Informal summary of session 4 – Freedom supporting human rights

 

This discussion focused on issues of  applicability of human rights law on the Internet. The importance of the multi-stakeholder approach was underlined by participants.

  • Support for multi-stakeholder approach was expressed. The multi-stakeholder approach could be defined by what it is not – a governments’ only forum. Some governments want to limit the discussion on human rights on the Internet solely to governments.
  • Governments can lead by example by respecting human rights online. They can also re-enforce the role of other actors, such as civil society.
  • 900 million Internet users live in countries where Internet is restricted. There are worrying signals of democratic countries collecting user data requests on a growing number. 42 countries are censuring the Internet, compared to four countries a few years ago.
  • Publishing and sharing of user request data in regularly published transparency reports by governments was seen as a possible step forward towards improved human rights enjoyment online. The importance of countries conforming to the same standards on net freedom was underlined.
  • Need for increased cooperation and organization within civil society in many parts of the world and across continents, when it comes to issues of human rights online.
  • Online media is sometimes under stricter censorship than printed media, as it can be more widely spread and harder to erase.
  • Need for export control of censure and surveillance technology was discussed.

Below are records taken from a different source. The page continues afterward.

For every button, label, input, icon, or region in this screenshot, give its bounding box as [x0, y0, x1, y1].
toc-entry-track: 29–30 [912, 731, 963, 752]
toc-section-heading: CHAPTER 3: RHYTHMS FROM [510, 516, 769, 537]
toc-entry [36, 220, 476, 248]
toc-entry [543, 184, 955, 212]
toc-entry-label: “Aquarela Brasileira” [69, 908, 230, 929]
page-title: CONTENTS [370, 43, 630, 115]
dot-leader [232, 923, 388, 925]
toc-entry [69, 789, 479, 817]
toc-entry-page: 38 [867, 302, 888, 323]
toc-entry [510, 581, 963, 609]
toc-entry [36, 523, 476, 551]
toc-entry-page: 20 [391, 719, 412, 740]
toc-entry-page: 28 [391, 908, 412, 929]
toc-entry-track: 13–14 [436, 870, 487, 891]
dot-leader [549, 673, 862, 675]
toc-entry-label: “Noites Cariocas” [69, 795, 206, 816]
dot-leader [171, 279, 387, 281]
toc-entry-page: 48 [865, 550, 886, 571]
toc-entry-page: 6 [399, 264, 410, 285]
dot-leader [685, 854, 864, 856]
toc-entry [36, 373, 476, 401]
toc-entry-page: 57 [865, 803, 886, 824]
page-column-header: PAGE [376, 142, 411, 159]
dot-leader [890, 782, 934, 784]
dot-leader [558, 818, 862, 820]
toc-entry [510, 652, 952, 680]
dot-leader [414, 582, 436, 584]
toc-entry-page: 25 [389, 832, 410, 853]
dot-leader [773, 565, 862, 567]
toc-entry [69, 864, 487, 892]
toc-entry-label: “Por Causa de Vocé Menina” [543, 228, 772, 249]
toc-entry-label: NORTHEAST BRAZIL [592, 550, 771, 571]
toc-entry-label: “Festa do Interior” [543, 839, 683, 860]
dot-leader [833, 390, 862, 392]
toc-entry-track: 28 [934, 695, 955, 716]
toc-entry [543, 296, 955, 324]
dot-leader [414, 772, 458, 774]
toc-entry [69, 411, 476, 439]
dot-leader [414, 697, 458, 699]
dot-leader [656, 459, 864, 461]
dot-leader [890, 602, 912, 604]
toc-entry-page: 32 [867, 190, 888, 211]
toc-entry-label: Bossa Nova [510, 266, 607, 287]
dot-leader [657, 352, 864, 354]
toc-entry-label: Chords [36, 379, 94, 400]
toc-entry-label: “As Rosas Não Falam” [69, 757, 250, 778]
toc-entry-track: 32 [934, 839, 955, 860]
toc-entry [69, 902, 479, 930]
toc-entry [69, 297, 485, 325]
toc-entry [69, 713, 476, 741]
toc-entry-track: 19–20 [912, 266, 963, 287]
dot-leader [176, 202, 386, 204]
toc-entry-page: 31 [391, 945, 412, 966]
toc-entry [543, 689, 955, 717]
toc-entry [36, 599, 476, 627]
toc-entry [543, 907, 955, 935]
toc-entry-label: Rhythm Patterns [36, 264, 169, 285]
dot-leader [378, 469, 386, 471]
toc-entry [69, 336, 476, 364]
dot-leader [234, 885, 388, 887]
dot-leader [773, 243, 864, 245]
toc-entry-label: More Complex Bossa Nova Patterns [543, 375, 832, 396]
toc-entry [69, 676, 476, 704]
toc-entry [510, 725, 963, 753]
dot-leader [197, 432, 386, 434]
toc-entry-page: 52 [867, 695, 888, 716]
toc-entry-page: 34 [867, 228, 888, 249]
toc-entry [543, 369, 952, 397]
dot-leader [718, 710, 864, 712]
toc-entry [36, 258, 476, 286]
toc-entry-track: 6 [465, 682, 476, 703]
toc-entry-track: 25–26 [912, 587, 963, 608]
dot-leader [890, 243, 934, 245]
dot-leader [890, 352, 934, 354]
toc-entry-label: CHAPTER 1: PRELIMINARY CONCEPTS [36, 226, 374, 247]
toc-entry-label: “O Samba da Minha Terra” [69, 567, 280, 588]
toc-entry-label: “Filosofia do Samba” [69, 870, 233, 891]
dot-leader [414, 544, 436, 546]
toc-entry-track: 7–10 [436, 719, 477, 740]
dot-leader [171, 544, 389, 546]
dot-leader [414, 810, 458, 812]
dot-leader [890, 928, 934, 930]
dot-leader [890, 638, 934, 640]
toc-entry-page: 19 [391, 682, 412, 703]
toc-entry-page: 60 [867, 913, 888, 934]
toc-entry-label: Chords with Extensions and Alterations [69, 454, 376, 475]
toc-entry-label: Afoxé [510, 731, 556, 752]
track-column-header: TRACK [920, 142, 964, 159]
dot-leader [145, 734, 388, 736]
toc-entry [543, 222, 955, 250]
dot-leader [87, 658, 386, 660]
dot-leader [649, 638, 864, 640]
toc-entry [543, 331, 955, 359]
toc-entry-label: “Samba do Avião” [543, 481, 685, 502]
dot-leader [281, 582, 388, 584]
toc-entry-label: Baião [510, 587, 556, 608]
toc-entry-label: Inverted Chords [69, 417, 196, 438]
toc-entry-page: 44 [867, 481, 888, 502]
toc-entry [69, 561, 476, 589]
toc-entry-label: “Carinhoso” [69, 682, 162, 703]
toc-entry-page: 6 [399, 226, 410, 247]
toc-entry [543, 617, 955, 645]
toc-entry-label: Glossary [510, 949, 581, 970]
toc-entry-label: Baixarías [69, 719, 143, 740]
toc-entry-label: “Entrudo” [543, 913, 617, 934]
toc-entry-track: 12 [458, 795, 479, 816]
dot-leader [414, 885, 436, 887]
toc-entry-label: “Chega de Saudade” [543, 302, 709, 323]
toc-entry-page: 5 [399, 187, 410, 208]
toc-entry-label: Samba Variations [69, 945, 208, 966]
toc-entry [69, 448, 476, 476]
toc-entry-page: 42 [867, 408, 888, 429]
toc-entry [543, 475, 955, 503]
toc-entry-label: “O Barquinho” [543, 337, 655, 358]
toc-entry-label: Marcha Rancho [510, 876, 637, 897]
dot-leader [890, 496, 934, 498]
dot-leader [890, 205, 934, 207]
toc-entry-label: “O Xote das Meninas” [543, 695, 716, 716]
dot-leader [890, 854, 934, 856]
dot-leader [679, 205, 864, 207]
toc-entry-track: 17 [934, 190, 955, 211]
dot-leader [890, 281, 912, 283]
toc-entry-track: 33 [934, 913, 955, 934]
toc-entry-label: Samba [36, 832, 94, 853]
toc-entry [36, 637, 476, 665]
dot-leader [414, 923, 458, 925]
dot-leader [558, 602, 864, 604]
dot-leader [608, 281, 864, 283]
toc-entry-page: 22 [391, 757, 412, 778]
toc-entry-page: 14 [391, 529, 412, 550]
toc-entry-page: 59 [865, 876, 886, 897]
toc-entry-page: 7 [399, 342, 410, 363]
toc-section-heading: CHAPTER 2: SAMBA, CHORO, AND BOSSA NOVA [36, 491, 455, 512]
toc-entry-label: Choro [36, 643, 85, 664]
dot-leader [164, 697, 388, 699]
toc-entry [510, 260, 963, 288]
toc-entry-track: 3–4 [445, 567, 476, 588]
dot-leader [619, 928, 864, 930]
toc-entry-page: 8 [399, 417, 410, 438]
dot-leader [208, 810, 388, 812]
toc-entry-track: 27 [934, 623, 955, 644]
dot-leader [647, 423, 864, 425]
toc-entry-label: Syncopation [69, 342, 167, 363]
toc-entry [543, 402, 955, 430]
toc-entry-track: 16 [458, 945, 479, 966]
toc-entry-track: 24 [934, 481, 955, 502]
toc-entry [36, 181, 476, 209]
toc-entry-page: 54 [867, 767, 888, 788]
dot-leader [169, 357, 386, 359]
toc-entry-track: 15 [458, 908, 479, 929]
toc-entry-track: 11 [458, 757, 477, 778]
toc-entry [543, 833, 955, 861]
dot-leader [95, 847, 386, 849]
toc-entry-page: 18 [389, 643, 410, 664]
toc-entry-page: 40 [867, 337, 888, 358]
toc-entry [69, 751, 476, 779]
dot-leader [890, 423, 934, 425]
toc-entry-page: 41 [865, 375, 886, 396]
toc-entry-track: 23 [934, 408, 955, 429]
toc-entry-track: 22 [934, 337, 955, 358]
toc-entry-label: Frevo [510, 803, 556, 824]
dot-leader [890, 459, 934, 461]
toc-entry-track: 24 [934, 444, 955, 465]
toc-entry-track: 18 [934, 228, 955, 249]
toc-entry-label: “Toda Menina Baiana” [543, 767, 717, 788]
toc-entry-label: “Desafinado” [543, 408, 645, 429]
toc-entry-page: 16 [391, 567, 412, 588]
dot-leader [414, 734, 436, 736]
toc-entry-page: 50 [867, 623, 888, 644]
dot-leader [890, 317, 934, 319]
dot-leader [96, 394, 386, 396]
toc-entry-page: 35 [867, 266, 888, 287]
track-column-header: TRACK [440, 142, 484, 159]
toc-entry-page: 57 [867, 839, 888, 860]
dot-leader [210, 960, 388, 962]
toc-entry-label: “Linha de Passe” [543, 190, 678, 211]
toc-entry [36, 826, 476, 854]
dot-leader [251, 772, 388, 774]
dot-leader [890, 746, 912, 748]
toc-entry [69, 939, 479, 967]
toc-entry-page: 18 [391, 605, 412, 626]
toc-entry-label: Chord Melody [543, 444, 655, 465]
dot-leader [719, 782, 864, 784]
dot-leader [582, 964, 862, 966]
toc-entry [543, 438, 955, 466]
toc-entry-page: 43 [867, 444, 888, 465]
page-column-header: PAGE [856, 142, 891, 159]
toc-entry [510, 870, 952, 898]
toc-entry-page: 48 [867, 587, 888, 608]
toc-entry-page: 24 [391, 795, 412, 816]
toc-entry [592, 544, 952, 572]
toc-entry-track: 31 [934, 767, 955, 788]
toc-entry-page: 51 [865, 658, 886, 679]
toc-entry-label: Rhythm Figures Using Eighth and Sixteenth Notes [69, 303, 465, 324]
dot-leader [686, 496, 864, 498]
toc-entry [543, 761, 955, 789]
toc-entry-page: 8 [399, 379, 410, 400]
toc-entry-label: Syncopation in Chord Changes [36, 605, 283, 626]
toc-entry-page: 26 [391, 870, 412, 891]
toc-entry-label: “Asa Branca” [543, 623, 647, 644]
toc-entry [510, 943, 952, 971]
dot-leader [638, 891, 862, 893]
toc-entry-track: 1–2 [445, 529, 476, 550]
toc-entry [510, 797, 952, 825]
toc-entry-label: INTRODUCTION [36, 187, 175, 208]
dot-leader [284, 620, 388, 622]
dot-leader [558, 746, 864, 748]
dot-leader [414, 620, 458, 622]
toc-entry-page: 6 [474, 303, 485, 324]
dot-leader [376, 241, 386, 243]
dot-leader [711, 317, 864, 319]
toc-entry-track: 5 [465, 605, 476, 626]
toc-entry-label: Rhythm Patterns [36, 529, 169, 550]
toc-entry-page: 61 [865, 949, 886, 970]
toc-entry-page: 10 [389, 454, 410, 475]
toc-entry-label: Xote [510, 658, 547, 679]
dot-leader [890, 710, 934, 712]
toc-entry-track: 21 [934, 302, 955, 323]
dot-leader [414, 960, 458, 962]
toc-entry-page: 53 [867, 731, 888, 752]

Examples of quotations from participants at the session:

“Old rights and new technology go together.”
Dan Bear
, Deputy Assistant Secretary, Bureau of Democracy, Human Rights and Labor, US Department of State.

“Companies should not act as enforcers. This would raise a whole range of tricky questions regarding the rule of law, the individual’s right to appeal, etc.”
Niklas Lundblad, Sweden, Director of Public Policy Google Inc.

“If governments curtail freedom of expression offline, I don’t expect governments to respect users rights online.”
Rosebell Kagumire, Uganda, Journalist and Blogger.

“We probably need legislative mechanisms to control export of surveillance technology.”
David Kramer, United States, President Freedom House.

“Internet is awesome. Therefore, it needs to remain free.”
Niklas Lundblad, Sweden, Director of Public Policy Google Inc.

Examples of tweets and other comments from the internet:

  • Could new coalitions outside tradition structures be more effective to increase respect for human rights online?
    Måns Molander, @manmader, Sweden
  • Governance, participation, dialogue, legislation, surveillance: some of the key topics we’re discussing now at #sif12.
    Ximena Jara Mardones, @cronopioaustral, Chile
  • Once you start measuring violations, it can create a commonality. If you dont measure, how do you know #sif12
     @ChiefKMasimba, Zimbabwe
  • Old rights and new technologies can go together, says Dan Baer, us dept of state. Indeed, they do.
    Salil Tripathi, @saliltripathi, UK
  • How do we ensure not only equal representation but also equal participation in a multistakeholder team?